AKP’de politika değişikliği olur mu?

AKP, kendini düzeltebilir mi? Bu çok zor… Mehmet Şimşek’i ekonominin başına getirerek ABD yaptırımlarına teslim oldu. Şimşek borçlanma ekonomisinden yana. Onun defterinde üretim yazmaz. Ekonomik bunalımın yüküne varsıla değil, yoksulun sırtına yükler. Bu nedenle yoksul, gittikçe yoksullaşır, varsıl da daha çok varsıllaşır. Kısacası Şimşek, RTE’nin deyişiyle “yerli ve milli” değil.

AKP yoksulluğu ortadan kaldırmak için geldi, yoksulluk katlanarak arttı. Yolsuzluğu önlemek için iktidar oldu, yolsuzluğa tüm gövdesiyle battı. CHP’nin kaynağını bir türlü açıklayamadığı para kulelerinin toplumda karşılık bulmamasının nedeni AKP döneminde yolsuzluğun sıradanlaşmasından. AKP, yasakları yasaklamak için söz verdi, birçok konuda yasakçılık şampiyonu oldu.

Günümüz siyasetçisinin en büyük sorunu sözünde durmaması. Ayrıca iktidar seçeneği olacak partilerin neredeyse hepsinin programı aynı. Hepsi serbest piyasacı… Hepsi batı sistemine eklemlenmek için yarışmakta. Atatürk’ün tam bağımsızlık, üreten Türkiye ülküsüne bağlı siyasetçiye ve siyasal partiye ivedilikle gereksinmemiz var. Çünkü kurtuluşumuz burada.

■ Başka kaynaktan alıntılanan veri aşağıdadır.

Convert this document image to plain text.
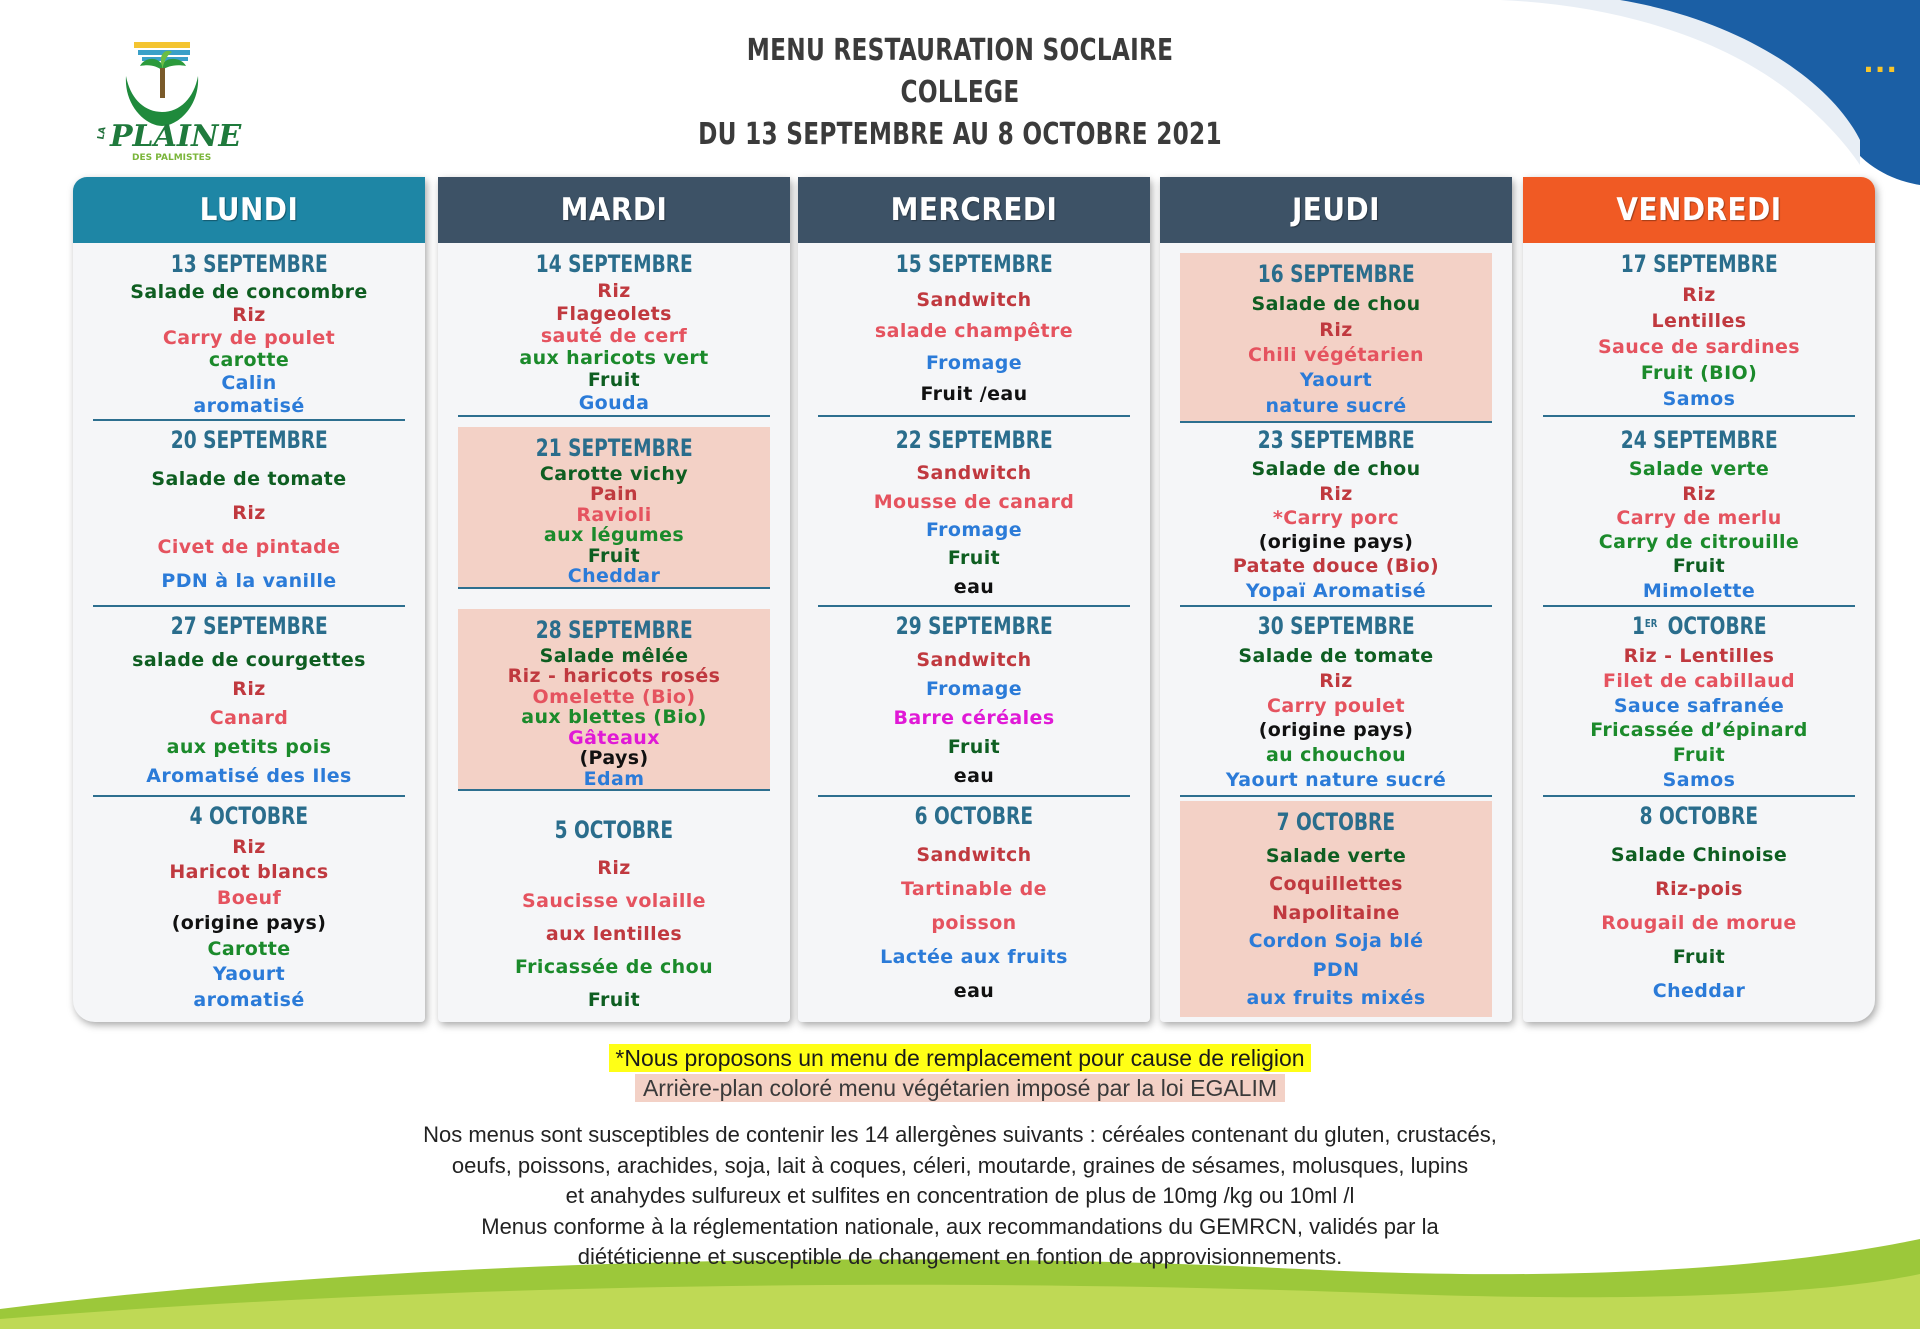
...
LA PLAINE
DES PALMISTES
MENU RESTAURATION SOCLAIRE
COLLEGE
DU 13 SEPTEMBRE AU 8 OCTOBRE 2021
LUNDI
13 SEPTEMBRE
Salade de concombre
Riz
Carry de poulet
carotte
Calin
aromatisé
20 SEPTEMBRE
Salade de tomate
Riz
Civet de pintade
PDN à la vanille
27 SEPTEMBRE
salade de courgettes
Riz
Canard
aux petits pois
Aromatisé des Iles
4 OCTOBRE
Riz
Haricot blancs
Boeuf
(origine pays)
Carotte
Yaourt
aromatisé
MARDI
14 SEPTEMBRE
Riz
Flageolets
sauté de cerf
aux haricots vert
Fruit
Gouda
21 SEPTEMBRE
Carotte vichy
Pain
Ravioli
aux légumes
Fruit
Cheddar
28 SEPTEMBRE
Salade mêlée
Riz - haricots rosés
Omelette (Bio)
aux blettes (Bio)
Gâteaux
(Pays)
Edam
5 OCTOBRE
Riz
Saucisse volaille
aux lentilles
Fricassée de chou
Fruit
MERCREDI
15 SEPTEMBRE
Sandwitch
salade champêtre
Fromage
Fruit /eau
22 SEPTEMBRE
Sandwitch
Mousse de canard
Fromage
Fruit
eau
29 SEPTEMBRE
Sandwitch
Fromage
Barre céréales
Fruit
eau
6 OCTOBRE
Sandwitch
Tartinable de
poisson
Lactée aux fruits
eau
JEUDI
16 SEPTEMBRE
Salade de chou
Riz
Chili végétarien
Yaourt
nature sucré
23 SEPTEMBRE
Salade de chou
Riz
*Carry porc
(origine pays)
Patate douce (Bio)
Yopaï Aromatisé
30 SEPTEMBRE
Salade de tomate
Riz
Carry poulet
(origine pays)
au chouchou
Yaourt nature sucré
7 OCTOBRE
Salade verte
Coquillettes
Napolitaine
Cordon Soja blé
PDN
aux fruits mixés
VENDREDI
17 SEPTEMBRE
Riz
Lentilles
Sauce de sardines
Fruit (BIO)
Samos
24 SEPTEMBRE
Salade verte
Riz
Carry de merlu
Carry de citrouille
Fruit
Mimolette
1ER OCTOBRE
Riz - Lentilles
Filet de cabillaud
Sauce safranée
Fricassée d’épinard
Fruit
Samos
8 OCTOBRE
Salade Chinoise
Riz-pois
Rougail de morue
Fruit
Cheddar
*Nous proposons un menu de remplacement pour cause de religion
Arrière-plan coloré menu végétarien imposé par la loi EGALIM
Nos menus sont susceptibles de contenir les 14 allergènes suivants : céréales contenant du gluten, crustacés,
oeufs, poissons, arachides, soja, lait à coques, céleri, moutarde, graines de sésames, molusques, lupins
et anahydes sulfureux et sulfites en concentration de plus de 10mg /kg ou 10ml /l
Menus conforme à la réglementation nationale, aux recommandations du GEMRCN, validés par la
diététicienne et susceptible de changement en fontion de approvisionnements.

                                                             Adil Hacıömeroğlu

                                                             3 Nisan 2024

 

 

 

 

 

2 yorum:

  1. Hocam aklınıza , yüreğinize sağlık anlatımınızla durumu çok güzel özetlemişsiniz,yoldan en güzel geçen kişi, ardından gelenler için yoldaki engelleri kaldırmaya azmeden kişidir!”
    Engelleri kaldırmak;
    Önce aklı selim olmayı;
    Çıkarsız, menfaatsiz herkesin hakkını gözetmeyi gerektirmez mi? Memleketine sevdalı Erdemli kişiler önce vatanını düşünür .Topraklarımız emanettir , gelecekte evlatlarımıza örnek olmalı geçmişten gelen mirasımızı Atatürk’ ün ilkeleri doğrultusunda çalışarak onlara bırakmalıyız yok ederek bencilce değil,.Esen kalınız ✍️👏🇹🇷🇹🇷🌺🙏🏻🍀Fulya Kırımoğlu

    YanıtlaSil
  2. Hocam eleştirilerinizde haklısınız.Akp güç sarhoşluğu ile halka tepeden bakan bir anlayışı büründü.Nasıl olsa biz ne yaparsak yapalım halkın desteği arkamızda şımarıklığı ile cumhuriyet değerlerini yozlaştırıp demokrasiyi iğdiş etmeye kalktılar.hukukun üstünlüğü yerine güçlülerin üstünlüğünü egemen kıldılar.ve sonucunda halk yeter artık DUR diyerek şamarı attı iktidara.sadece iktidara mı? hayır.cumhur ittifakının direkt endirekt destekçileri MHP, BBP, HÜDA-PAR,DSP ve Vatan Partisi de halkın şamarını yedi.